Sandy Biar, national director of the Australian Republic Movement, thinks his cause is “gaining momentum”.

“As the governor-general of Barbados Dame Sandra Mason said: ‘This is the ultimate statement of confidence in who we are and what we are capable of achieving' and the same could be said for Australia,” he told Yahoo UK.

“It’s time we had our independence from the British Monarchy too. The head of Australia should be someone who puts the Australian people and our national interests first. It’s what every self-respecting and independent nation deserves to have.

“In recent years the push towards Australia having a head of state that represents Australians and is chosen by Australians has been gaining momentum.

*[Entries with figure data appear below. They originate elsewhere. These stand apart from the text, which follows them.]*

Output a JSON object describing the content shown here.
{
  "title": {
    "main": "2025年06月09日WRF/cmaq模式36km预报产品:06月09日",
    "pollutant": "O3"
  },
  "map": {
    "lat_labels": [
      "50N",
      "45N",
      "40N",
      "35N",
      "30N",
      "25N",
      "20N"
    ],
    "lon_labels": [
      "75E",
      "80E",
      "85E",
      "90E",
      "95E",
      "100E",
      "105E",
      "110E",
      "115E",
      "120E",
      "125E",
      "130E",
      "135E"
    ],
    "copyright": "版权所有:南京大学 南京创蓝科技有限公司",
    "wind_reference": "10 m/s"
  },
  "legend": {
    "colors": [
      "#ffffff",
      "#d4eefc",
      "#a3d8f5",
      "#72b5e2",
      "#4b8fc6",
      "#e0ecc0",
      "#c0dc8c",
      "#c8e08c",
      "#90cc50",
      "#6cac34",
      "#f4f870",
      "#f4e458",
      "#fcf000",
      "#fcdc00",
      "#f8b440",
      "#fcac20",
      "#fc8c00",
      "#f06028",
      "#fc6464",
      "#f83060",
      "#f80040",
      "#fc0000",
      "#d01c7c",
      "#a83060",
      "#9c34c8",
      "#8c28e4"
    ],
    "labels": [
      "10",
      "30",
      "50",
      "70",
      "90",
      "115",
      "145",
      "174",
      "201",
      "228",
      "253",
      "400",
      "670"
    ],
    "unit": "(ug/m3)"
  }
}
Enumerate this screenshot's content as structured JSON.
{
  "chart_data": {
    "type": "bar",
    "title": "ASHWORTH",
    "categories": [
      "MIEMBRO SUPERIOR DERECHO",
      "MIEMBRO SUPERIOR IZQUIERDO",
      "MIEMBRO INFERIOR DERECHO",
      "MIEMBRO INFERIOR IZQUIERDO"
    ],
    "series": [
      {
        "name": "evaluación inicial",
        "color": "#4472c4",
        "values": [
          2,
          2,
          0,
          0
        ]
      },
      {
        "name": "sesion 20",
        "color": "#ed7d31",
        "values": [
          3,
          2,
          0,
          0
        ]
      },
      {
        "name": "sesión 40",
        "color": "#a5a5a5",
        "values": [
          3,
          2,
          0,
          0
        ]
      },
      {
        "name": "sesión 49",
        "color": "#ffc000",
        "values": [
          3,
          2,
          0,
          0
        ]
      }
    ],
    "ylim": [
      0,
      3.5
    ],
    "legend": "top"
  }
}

There are now more people engaged in the campaign than at any time since the last referendum, and opinion polls are showing overwhelmingly that Australians want this change to happen.”

Prince Harry embraces the Prime Minister of Jamaica Portia Simpson Miller after he arrived at Devon Hall , in Jamaica as part of a Diamond Jubilee tour where he is a representating Queen Elizabeth II.   (Photo by John Stillwell/PA Images via Getty Images)
Prince Harry embraces the then-prime minister of Jamaica Portia Simpson Miller in 2012, hours after she promised another referendum on the matter of the monarchy. (PA Images)

In July 2020, a YouGov poll of 4,500 Australians found 62% wanted an Australian head of state.

Of that poll, Australian Republic Movement (ARM) chairman Peter FitzSimons said: “Since I have been involved with the ARM, which goes back two decades now, the traditional magic number has been 60% - as in the politicians have said to us, ‘Get it over 60% and you will have a strong enough backing that we might back you’.”

But the Australian Monarchist League (AML) criticised the poll as “warped” and said in a statement: “The inference in the question was that we are somehow a vassal of the United Kingdom, which we are most definitely not. We find that the emphasis in the question is misleading and would corrupt any response.”

The statement continued: “The plain fact is that our system of constitutional monarchy works because we have checks and balances which cannot be replicated in any republic where most are totally controlled by politicians and big-business. Therefore, becoming a republic would be a retrograde step for Australia.”

A poll commissioned by the Jamaica Observer in August found that 55% of Jamaicans thought the Queen should be removed as head of state.

While that may not seem like overwhelming support for her removal, only 30% said she should continue in the role.

There have not been any immediate copycat announcements by the remaining Commonwealth realms, which include Antigua and Barbuda, Tuvalu and Canada.